We’re already seeing all the dynamics that I just mentioned play out in the current trial. The D.A. was understandably conservative in selecting which charges to bring. And Weinstein has shown his characteristic aggression in chipping away at the case. We reported on how one of the catalysts for the reopening of the Weinstein case was Lucia Evans, whose allegation we reported on in The New Yorker. That was a strong claim in a number of respects, but Weinstein’s legal team deployed some very aggressive tactics to get it dropped, including getting a detective who’d worked the case removed for alleged bias and arguing that his behavior had “tainted” the entire prosecution. Sources in the D.A.’s office still privately say that they found her credible, and essentially dropped her because they were being maximally conservative about safeguarding the charges associated with the other women in the case.
Ronan, we’ve talked about what the Weinstein trial is here in legal terms, in a sense.
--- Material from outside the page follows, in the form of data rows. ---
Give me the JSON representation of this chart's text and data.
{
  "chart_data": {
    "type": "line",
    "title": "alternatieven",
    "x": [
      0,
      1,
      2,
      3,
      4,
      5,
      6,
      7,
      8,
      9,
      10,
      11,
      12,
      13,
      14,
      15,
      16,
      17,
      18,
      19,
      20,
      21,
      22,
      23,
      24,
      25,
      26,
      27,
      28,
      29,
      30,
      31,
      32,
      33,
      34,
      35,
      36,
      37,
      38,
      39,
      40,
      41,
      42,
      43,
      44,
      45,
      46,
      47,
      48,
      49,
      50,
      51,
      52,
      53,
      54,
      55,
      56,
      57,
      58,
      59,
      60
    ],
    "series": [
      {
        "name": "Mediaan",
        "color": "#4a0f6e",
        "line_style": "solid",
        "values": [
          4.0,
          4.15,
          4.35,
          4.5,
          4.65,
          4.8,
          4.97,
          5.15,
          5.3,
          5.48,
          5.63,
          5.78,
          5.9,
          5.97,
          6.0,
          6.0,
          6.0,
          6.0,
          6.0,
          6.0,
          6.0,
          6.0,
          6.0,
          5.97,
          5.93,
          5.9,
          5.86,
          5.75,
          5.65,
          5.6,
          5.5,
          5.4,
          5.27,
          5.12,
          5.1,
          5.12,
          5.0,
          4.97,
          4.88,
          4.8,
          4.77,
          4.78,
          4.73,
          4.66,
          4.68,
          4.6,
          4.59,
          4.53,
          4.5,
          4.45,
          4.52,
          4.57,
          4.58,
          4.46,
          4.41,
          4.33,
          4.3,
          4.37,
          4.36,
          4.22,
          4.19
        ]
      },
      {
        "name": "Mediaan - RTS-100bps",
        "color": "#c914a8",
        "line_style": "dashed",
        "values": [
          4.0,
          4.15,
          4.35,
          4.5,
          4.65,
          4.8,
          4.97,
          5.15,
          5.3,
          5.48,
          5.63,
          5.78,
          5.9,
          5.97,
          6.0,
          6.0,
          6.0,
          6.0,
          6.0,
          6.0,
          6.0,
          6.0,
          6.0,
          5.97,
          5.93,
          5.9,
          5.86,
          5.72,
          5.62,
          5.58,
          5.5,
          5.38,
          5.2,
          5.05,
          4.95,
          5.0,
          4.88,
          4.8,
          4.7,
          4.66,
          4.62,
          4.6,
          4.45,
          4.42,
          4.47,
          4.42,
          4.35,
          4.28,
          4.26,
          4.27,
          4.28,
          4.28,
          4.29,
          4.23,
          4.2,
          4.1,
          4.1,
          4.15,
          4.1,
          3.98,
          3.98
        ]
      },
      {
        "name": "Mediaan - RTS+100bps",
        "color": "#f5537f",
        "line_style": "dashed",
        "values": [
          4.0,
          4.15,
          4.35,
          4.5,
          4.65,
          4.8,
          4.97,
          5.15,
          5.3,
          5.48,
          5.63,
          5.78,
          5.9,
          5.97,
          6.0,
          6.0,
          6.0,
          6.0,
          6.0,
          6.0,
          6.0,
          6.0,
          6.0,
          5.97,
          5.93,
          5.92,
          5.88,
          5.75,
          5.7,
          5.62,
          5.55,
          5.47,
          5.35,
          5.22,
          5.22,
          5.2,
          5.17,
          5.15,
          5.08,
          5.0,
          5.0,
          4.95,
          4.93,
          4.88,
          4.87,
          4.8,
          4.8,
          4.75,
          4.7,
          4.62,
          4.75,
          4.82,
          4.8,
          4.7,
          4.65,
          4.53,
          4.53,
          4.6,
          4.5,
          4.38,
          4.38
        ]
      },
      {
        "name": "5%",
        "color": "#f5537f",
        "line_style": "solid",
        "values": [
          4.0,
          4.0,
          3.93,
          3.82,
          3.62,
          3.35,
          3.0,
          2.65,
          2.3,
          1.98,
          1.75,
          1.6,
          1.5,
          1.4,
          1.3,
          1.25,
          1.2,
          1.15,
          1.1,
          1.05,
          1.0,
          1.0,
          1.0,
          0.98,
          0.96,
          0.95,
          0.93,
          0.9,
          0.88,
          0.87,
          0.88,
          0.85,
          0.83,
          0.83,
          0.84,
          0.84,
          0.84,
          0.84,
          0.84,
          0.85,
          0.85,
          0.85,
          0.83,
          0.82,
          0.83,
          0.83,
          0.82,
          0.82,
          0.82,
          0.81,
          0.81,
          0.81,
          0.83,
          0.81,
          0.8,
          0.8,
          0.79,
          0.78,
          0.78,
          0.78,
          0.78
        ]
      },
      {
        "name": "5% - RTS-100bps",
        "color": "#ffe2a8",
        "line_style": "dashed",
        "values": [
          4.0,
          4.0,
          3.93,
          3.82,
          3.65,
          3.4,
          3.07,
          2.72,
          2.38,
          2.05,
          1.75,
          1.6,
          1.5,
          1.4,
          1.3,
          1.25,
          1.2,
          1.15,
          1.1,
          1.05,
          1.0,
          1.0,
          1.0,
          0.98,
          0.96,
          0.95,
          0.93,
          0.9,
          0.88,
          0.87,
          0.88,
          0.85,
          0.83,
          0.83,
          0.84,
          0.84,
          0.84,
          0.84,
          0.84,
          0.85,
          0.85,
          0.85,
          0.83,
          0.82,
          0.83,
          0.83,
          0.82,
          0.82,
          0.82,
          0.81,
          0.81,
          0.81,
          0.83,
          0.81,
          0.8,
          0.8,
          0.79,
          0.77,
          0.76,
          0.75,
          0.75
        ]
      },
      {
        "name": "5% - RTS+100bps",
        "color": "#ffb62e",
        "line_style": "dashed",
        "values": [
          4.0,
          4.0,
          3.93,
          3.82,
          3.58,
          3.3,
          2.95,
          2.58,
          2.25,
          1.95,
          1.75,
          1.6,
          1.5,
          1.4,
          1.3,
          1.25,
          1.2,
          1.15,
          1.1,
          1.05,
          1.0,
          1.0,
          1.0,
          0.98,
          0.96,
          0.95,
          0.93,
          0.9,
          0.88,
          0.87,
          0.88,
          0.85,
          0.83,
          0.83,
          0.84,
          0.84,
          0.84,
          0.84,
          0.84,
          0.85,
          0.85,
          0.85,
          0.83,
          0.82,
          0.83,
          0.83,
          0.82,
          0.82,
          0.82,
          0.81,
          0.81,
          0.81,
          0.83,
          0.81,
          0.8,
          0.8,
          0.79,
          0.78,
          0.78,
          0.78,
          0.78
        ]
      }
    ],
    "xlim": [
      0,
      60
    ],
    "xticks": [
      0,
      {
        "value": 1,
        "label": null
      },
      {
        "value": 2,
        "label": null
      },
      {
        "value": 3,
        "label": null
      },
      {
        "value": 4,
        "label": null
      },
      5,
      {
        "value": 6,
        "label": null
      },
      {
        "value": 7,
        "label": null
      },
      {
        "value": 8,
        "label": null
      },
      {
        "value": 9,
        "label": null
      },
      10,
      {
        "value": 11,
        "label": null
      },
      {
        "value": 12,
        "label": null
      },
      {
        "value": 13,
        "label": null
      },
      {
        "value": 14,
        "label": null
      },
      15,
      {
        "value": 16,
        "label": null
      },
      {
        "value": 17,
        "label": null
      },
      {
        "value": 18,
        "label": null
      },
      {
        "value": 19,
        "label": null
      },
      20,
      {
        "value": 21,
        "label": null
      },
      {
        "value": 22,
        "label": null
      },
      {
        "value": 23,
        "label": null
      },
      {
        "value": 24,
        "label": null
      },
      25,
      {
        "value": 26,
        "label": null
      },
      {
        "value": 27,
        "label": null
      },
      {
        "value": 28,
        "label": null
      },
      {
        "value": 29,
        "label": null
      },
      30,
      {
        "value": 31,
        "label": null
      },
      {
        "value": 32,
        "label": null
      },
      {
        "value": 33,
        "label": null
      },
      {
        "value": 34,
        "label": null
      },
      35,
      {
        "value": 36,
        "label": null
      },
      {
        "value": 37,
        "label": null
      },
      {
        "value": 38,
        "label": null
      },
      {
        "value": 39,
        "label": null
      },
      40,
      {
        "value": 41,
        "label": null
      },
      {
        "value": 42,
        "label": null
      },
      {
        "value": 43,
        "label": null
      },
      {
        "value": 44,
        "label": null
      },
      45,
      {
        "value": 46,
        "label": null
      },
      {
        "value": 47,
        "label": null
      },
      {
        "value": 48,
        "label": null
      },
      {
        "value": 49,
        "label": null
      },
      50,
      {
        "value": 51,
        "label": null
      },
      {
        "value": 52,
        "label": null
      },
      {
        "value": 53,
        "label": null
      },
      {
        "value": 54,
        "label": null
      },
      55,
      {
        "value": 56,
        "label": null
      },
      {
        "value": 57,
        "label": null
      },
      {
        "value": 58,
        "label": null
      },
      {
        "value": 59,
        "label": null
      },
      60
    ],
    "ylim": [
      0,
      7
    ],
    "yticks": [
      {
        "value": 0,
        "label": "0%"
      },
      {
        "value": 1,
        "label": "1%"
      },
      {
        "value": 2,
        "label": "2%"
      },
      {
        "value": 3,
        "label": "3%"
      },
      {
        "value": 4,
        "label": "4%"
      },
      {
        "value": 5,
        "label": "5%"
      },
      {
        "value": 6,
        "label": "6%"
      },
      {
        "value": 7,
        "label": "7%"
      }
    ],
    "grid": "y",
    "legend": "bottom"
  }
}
But what does the trial mean? And how much will the outcome affect its meaning?
Well, I think there’s a constituency of survivors and activists for whom the case carries profound meaning. It’s a test of a lot of systems that have failed a lot of people for a long time. My relationship with it is more reportorial. Any outcome will be revealing about these kinds of cases and our ability to hold powerful people to account in the criminal-justice system. And it’s only one piece of a larger puzzle involving multiple jurisdictions.